The Future of Netflix, Amazon and Other Streaming Services

The Future of Netflix, Amazon and Other Streaming Services

Ted Sarandos, 59, co-CEO of Netflix, worked his way up through the now-defunct DVD industry before jumping straight to Netflix when the company was still renting DVDs by mail. Mike Hopkins, 55, head of Prime Video and Amazon MGM Studios, was immersed in digital as CEO of Hulu, the pioneering streaming service owned by Disney, Fox and NBCU, before joining Sony as head of its TV unit in 2017. He joined Amazon in 2020 and reports to the company’s CEO, Andy Jassy, ​​56, who has no professional experience in entertainment.

Over the past five months, The New York Times has interviewed the three most senior and two youngest executives, as well as numerous other owners and senior executives of major media companies, to assess the problems facing the industry and what the future might look like.

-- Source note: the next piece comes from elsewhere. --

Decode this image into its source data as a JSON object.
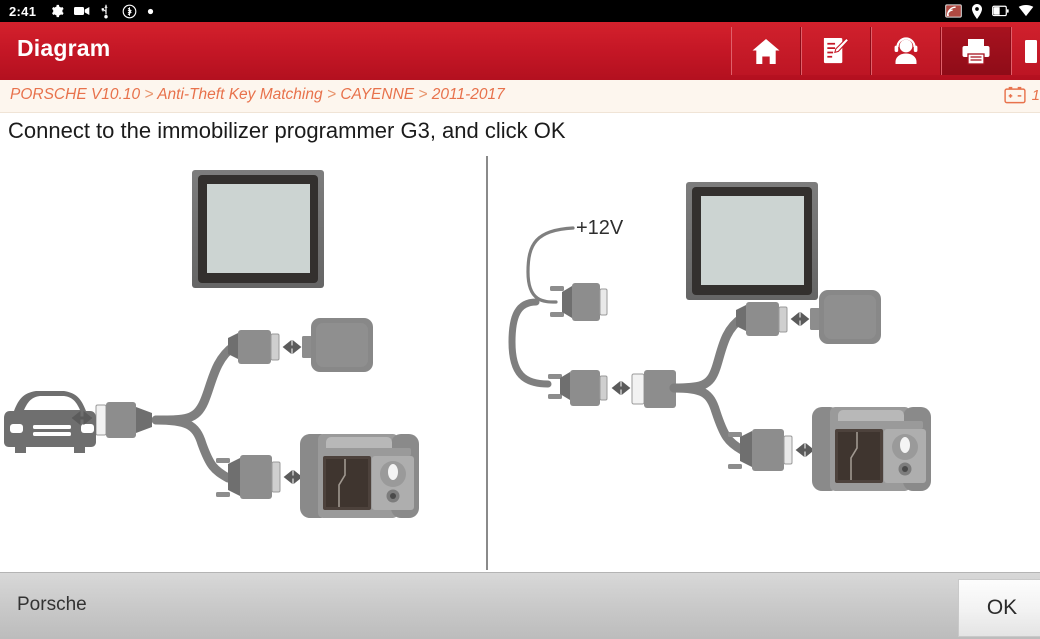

Rarely do these executives speak so candidly, on the record, about the challenge that lies ahead. And aside from yacht meetings, executives in that stratosphere rarely meet to discuss strategy. Not only are many of them fierce rivals (Mr. Roberts famously drove up the cost of Disney’s 2019 acquisition of 21st Century Fox’s entertainment business by bidding against Disney’s CEO, Bob Iger), but meetings between direct competitors could draw unwanted scrutiny from antitrust regulators.

Our conversations still revealed many areas of disagreement, but some consistent themes also emerged, all with important implications for investors, advertisers, and audiences.

Streaming has long been hailed as a promising business because companies like Netflix can add more subscribers at minimal additional cost. The more paying subscribers a service has, the more the company’s costs can be spread widely, lowering the cost per subscriber.